Two thoughts here, both of which are about writing, not OF:

Online writing and criticism tend to really lead the reader around by the nose — dragging horses straight to the water of the author’s opinion. It’s partly just the format. And I think it’s partly because of the way people read online, which can be skimmy and ungenerous: The average comments box is full of people who have clearly read the text mostly in search of something to be critical or superior about. So it helps to be explicit, which I am poor at, and working to improve. If you quote, for instance, a vile misogynist lyric, a lot of readers will be much more attuned to the question of whether you know it’s vile and misogynist — rather than the fact that they know it and don’t need you to tell them. So I’m working on that front.

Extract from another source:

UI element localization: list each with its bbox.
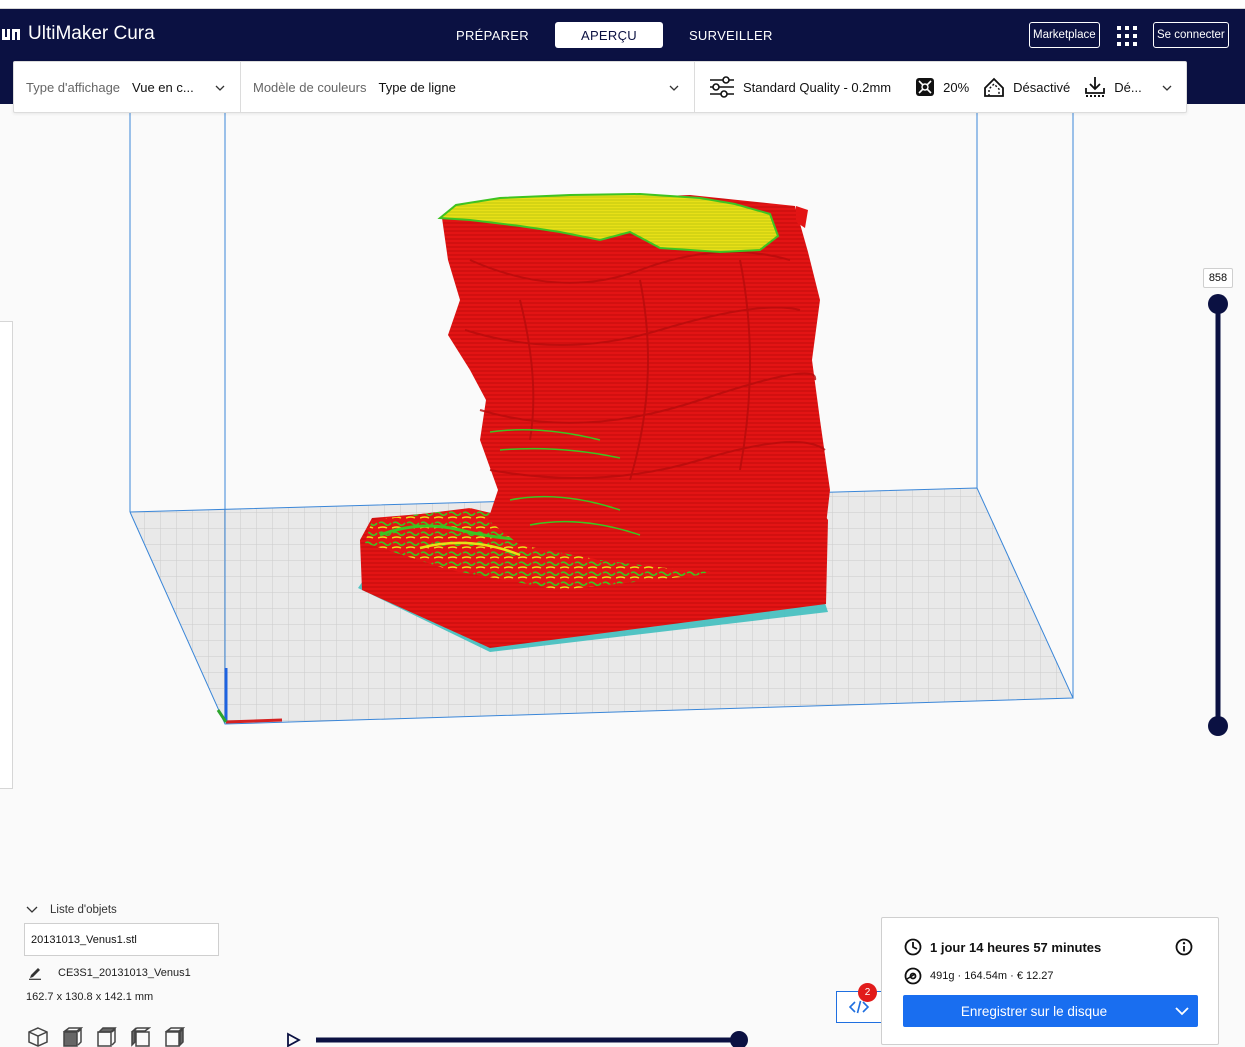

However: I sorta feel like “excoriating” pieces often suffer from the same problems of glib skimming, ungenerous interpretation, and easy superiority. Often it makes them a lot less excoriating than they want to be: They become little rallies for people who already agree with you, people who read words on the internet in order to be told what they already know. To me, it’s a hell of a lot more damning to look at something you object to, worm into its heart, bring all your generosity to bear on it, and demonstrate that it’s still shitty. Not “it’s my opinion that this is shitty” — who cares about my opinion? — but rather “if you come with me and look hard at this thing, you will see for yourself what is shitty about it, without needing me to tell you.” One advantage I like to imagine this has is the potential to sway a person or two who hasn’t been convinced by just being told they’re wrong.

I might be alone in preferring that, which is fine. And I should probably ease off showing-not-telling and be explicit more often. But this is really something I find cool and amazing about writing — not that the author will tell you an opinion, but that the author will lead you through reality in a way that lets you yourself reach that opinion on your own. Unfortunately, this method depends on styles of reading that aren’t well-suited to internet browsing.

(Also yes, I maybe forget it’s not self-evident to all that “punch a bitch” is a fucked-up lyric, and that there are certain topics one simply can’t be too clear and non-subtle about, which is my bad.)

  1. anewthing said: Thank you! As someone who write sometimes, I completely identify with this issue; you’re very right.
  2. asmallcity said: To call her response “ungenerous” is too kind. I’d call it narrow and self-serving, an expression of her own agenda rather than a critique of the piece on its own terms. Any good reader knows nuanced consideration isn’t the same thing as endorsement.
  3. thirtydollarproject said: please stop apologizing. honestly, you have nothing to apologize for!
  4. jrichmanesq said: fwiw the exact approach you describe is one of those particular things I love about your writing. there’s a fine line between the acheiving the goal of being understood by the most people and playing to the lowest common denom. can’t please em all.